Paró su recién estrenado vehículo a doscientos metros del sendero que la llevaría a su destino. Ana tuvo suerte: el día anterior le entregaron a Pedro su esperado coche; no era un trayecto muy cómodo para llevar a una señora de su edad de paquete en la motocicleta. Cuando Ana se bajó del vehículo, la miró con pesadumbre desde la ventanilla y le deseó suerte, aunque en realidad sus palabras de aliento sonaron a pésame.

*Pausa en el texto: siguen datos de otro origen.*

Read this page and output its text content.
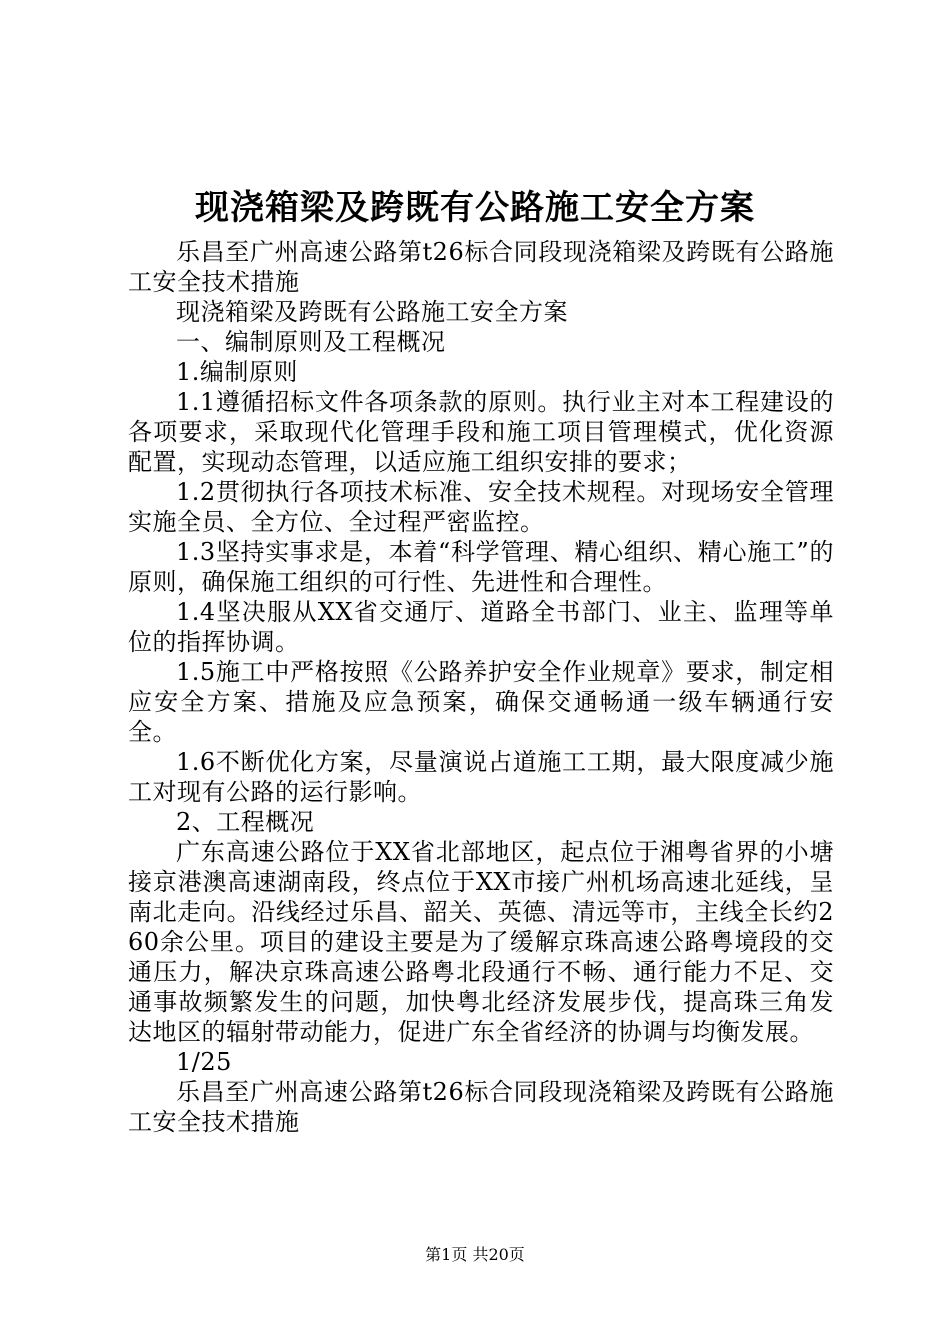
现浇箱梁及跨既有公路施工安全方案

乐昌至广州高速公路第t26标合同段现浇箱梁及跨既有公路施工安全技术措施

现浇箱梁及跨既有公路施工安全方案

一、编制原则及工程概况

1.编制原则

1.1遵循招标文件各项条款的原则。执行业主对本工程建设的各项要求，采取现代化管理手段和施工项目管理模式，优化资源配置，实现动态管理，以适应施工组织安排的要求；

1.2贯彻执行各项技术标准、安全技术规程。对现场安全管理实施全员、全方位、全过程严密监控。

1.3坚持实事求是，本着“科学管理、精心组织、精心施工”的原则，确保施工组织的可行性、先进性和合理性。

1.4坚决服从XX省交通厅、道路全书部门、业主、监理等单位的指挥协调。

1.5施工中严格按照《公路养护安全作业规章》要求，制定相应安全方案、措施及应急预案，确保交通畅通一级车辆通行安全。

1.6不断优化方案，尽量演说占道施工工期，最大限度减少施工对现有公路的运行影响。

2、工程概况

广东高速公路位于XX省北部地区，起点位于湘粤省界的小塘接京港澳高速湖南段，终点位于XX市接广州机场高速北延线，呈南北走向。沿线经过乐昌、韶关、英德、清远等市，主线全长约260余公里。项目的建设主要是为了缓解京珠高速公路粤境段的交通压力，解决京珠高速公路粤北段通行不畅、通行能力不足、交通事故频繁发生的问题，加快粤北经济发展步伐，提高珠三角发达地区的辐射带动能力，促进广东全省经济的协调与均衡发展。

1/25

乐昌至广州高速公路第t26标合同段现浇箱梁及跨既有公路施工安全技术措施

第1页 共20页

Desde aquel punto, una muralla verde impedía la visión de la casa. Ana hizo el giro del camino que bordeaba los árboles y… allí estaba, la mansión maldita. Sintió una fuerte sacudida que casi la derriba. Por un momento se creyó incapaz de dar un paso más. Todo estaba tal y como lo recordaba, aunque echó de menos las enredaderas que ella misma plantó en los macetones de la entrada principal; durante los cuatro años y medio que estuvo casada, aquellas hiedras tuvieron tiempo de trepar por las dos grandes columnas de mármol que custodiaban la entrada, dándole a la fachada un aspecto muy señorial. Seguramente su marido dejó que se secaran, como todo lo que le recordara a ella.

La ventana del dormitorio nupcial, ubicado en la segunda planta, estaba de par en par, igual que las del salón, que estaban justo debajo; alguien se ocupaba de ventilar debidamente las estancias más habitadas. Se vio a sí misma las mañanas de verano empujando los postigos hacia fuera, aspirando el perfume tempranero de los campos de cereales y bañada por los primeros rayos de sol. Hubo un tiempo, muy corto, en el que casi fue feliz; un tiempo en el que casi se enamora de su marido y, llena de esperanza, se propuso conquistarlo. Pensó que tal vez lo hubiera conseguido de no ser por la inoportuna aparición de Isidro. «Isidro. ¡Qué estúpida fui!», pensó al recordar el peor día de su vida, una vez más.